税理士 石橋將年(いしばしまさとし)
節税メリットがある不動産管理会社には、3つの方式があるのですが、今回は一つ目「管理委託方式」についてご説明していきたいと思います。
管理委託方式とは?
管理委託方式とは、個人所有の不動産管理を身内の会社にお願いして、管理料をその会社に支払う、という方式です。管理料方式や管理料徴収方式と呼ぶこともあります。
街のミニミニや、地元の不動産屋さんが、不動産の見回りや家賃回収をしてくれているかもしれませんが、そのサービスを自社で行って、依頼主(個人の不動産所有者)から管理料をもらうという仕組みです。
メリットやデメリットについて
比較的簡単に始めることができる
管理委託方式は、比較的簡単に始めることができます。大まか流れとしては・・・
- 不動産管理会社を設立する
- 個人と会社とで業務委託契約(不動産の管理をお願いするという契約)を結ぶ
- 不動産管理会社の社員が、実際に管理業務を行う
- 管理料を個人から会社へ支払う
- 会社は役員・社員にお給料を支払う
上記のような流れとなります。会社と個人とで業務委託契約を結ぶわけですが、これは不動産オーナーである個人と、その身内の会社とが結ぶわけですから、簡単に契約することができます。
その業務委託契約に「管理料として毎月**円を支払う」として、管理料を定期的に会社にお支払いするのです。
節税の効果が薄い
管理委託方式は、簡単に始められる反面、節税効果が薄いです。
不動産管理会設立による節税は、個人の利益(課税所得)を会社に移すことを目的としています。
つまり、いかに個人の利益を会社に移せるかがポイントとなるわけです。
では、管理委託方式では、いくら個人から会社に利益を移せるのでしょうか?
上記でご説明したとおり、管理委託方式は、一般的に「管理料として毎月**円を支払う」といった契約になります。
この管理料ですが、一般的には「個人の家賃収入×5%~10%」程度が限度と言われております。
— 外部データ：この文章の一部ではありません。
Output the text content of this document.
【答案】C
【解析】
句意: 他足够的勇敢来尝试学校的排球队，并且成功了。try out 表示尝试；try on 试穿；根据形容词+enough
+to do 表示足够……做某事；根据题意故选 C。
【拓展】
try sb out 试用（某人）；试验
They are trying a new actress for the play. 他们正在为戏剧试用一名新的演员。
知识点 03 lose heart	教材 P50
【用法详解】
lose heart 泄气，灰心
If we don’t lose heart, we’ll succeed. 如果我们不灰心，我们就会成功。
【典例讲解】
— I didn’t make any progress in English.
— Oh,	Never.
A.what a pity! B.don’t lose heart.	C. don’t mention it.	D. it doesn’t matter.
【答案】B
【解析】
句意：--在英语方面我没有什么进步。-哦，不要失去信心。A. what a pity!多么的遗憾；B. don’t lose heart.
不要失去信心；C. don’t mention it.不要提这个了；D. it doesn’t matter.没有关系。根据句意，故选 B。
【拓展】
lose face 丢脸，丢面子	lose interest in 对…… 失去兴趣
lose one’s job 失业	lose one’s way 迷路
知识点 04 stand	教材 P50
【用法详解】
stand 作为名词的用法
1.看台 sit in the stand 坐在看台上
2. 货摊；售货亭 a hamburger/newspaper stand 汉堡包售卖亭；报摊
これ以上に設定しますと、税務署から否認されるかもしれません。また、近隣の不動産業者の管理料の料率も確認し、相場から高すぎないかもチェックしてみましょう。
例えば、家賃収入が年間2,000万円であれば、「2,000万円×8%」となり、利益を160万円しか移すことができません。これでは、全く効果がなく、むしろ会社運営のための費用倒れになってしまいます。
家賃収入が少なければ、この方式にしてはダメなのです。このような場合は、他の方式(資産保有方式)に切り換えるか、いっそのこと会社を清算してしまった方がよいかもしれません。
実際にお仕事をしなければダメです
3つの方式、いずれであっても、実際にお仕事をしないと税務署から否認される可能性があります。
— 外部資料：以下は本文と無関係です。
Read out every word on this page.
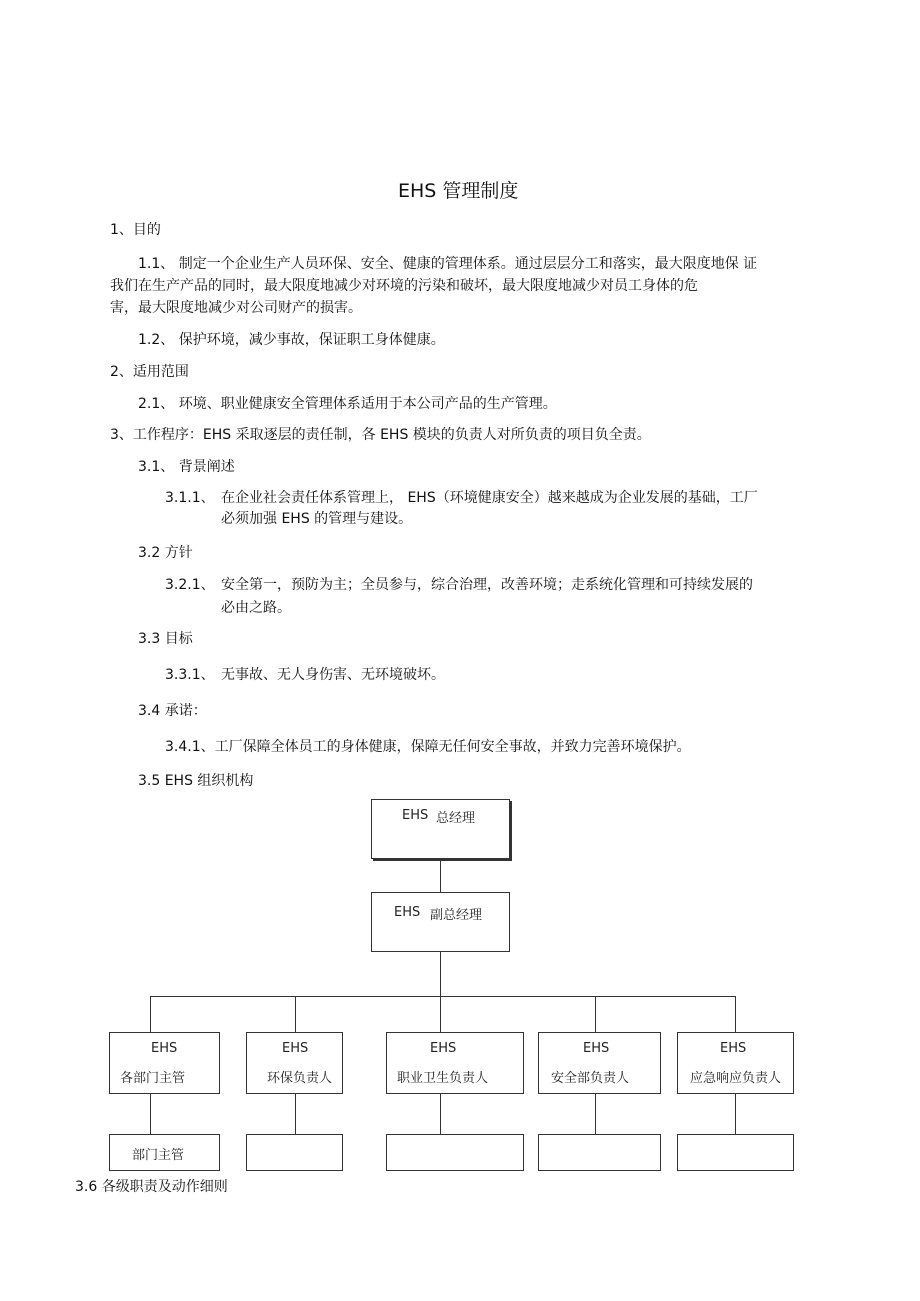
EHS 管理制度
1、目的
1.1、 制定一个企业生产人员环保、安全、健康的管理体系。通过层层分工和落实，最大限度地保 证
我们在生产产品的同时，最大限度地减少对环境的污染和破坏，最大限度地减少对员工身体的危
害，最大限度地减少对公司财产的损害。
1.2、 保护环境，减少事故，保证职工身体健康。
2、适用范围
2.1、 环境、职业健康安全管理体系适用于本公司产品的生产管理。
3、工作程序：EHS 采取逐层的责任制，各 EHS 模块的负责人对所负责的项目负全责。
3.1、 背景阐述
3.1.1、 在企业社会责任体系管理上， EHS（环境健康安全）越来越成为企业发展的基础，工厂
必须加强 EHS 的管理与建设。
3.2 方针
3.2.1、 安全第一，预防为主；全员参与，综合治理，改善环境；走系统化管理和可持续发展的
必由之路。
3.3 目标
3.3.1、 无事故、无人身伤害、无环境破坏。
3.4 承诺：
3.4.1、工厂保障全体员工的身体健康，保障无任何安全事故，并致力完善环境保护。
3.5 EHS 组织机构
EHS 总经理
EHS 副总经理
EHS
各部门主管
EHS
环保负责人
EHS
职业卫生负责人
EHS
安全部负责人
EHS
应急响应负责人
部门主管
3.6 各级职责及动作细则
以前、何人かの税理士先生から、このようなご相談を受けました。
「管理委託方式で不動産管理会社をやっているが、実際の管理業務は全て地元の不動産屋に丸投げしている。これは問題ありますか?」
というものです。
これは問題です。というのも、会社は管理の対価として管理料をもらうのです。実際の管理業務を全て、地元不動産業者に丸投げしていては、税務署に会社の実態がないとされ、個人の方で管理料が経費にならなくなり、さらに、役員・社員のお給料が経費にならなくなってしまうでしょう。こうなりますと、不動産管理会社を設立した意味がなく、むしろマイナスになってしまいます。
こうならないように、下記のように実際に管理業務を行い、業務内容を契約書に記載するのです。
- 定期的に物件の見回りをして記録を残す
- 入居者からの連絡を受け、クレーム対応する
- (場合によっては)家賃集金業務を個人に変わって会社が代行する
- 草むしり、除草等をやる、または業者を手配する
- 深夜早朝の緊急クレーム対応をする
管理委託方式は比較的簡単に始められる方式ではありますが、節税効果が薄く、家賃収入が数千万円ないと効果が発揮できないでしょう。バブル時には簡単に始められるので大流行しましたが、家賃収入の下落により、あまり利用されなくなったと感じています。
ですが、家賃収入が高額になる方にとっては、まだまだ有効な方式です。
弊事務所の顧問先様でも、家賃収入が数千万円以上になる方で、こちらの方式を採用されている方もいらっしゃいます。家賃収入が高額になる方は、検討されてみるのもよいかもしれません。
※本記事に関する無料相談はお受けしておりません。あらかじめご了承ください。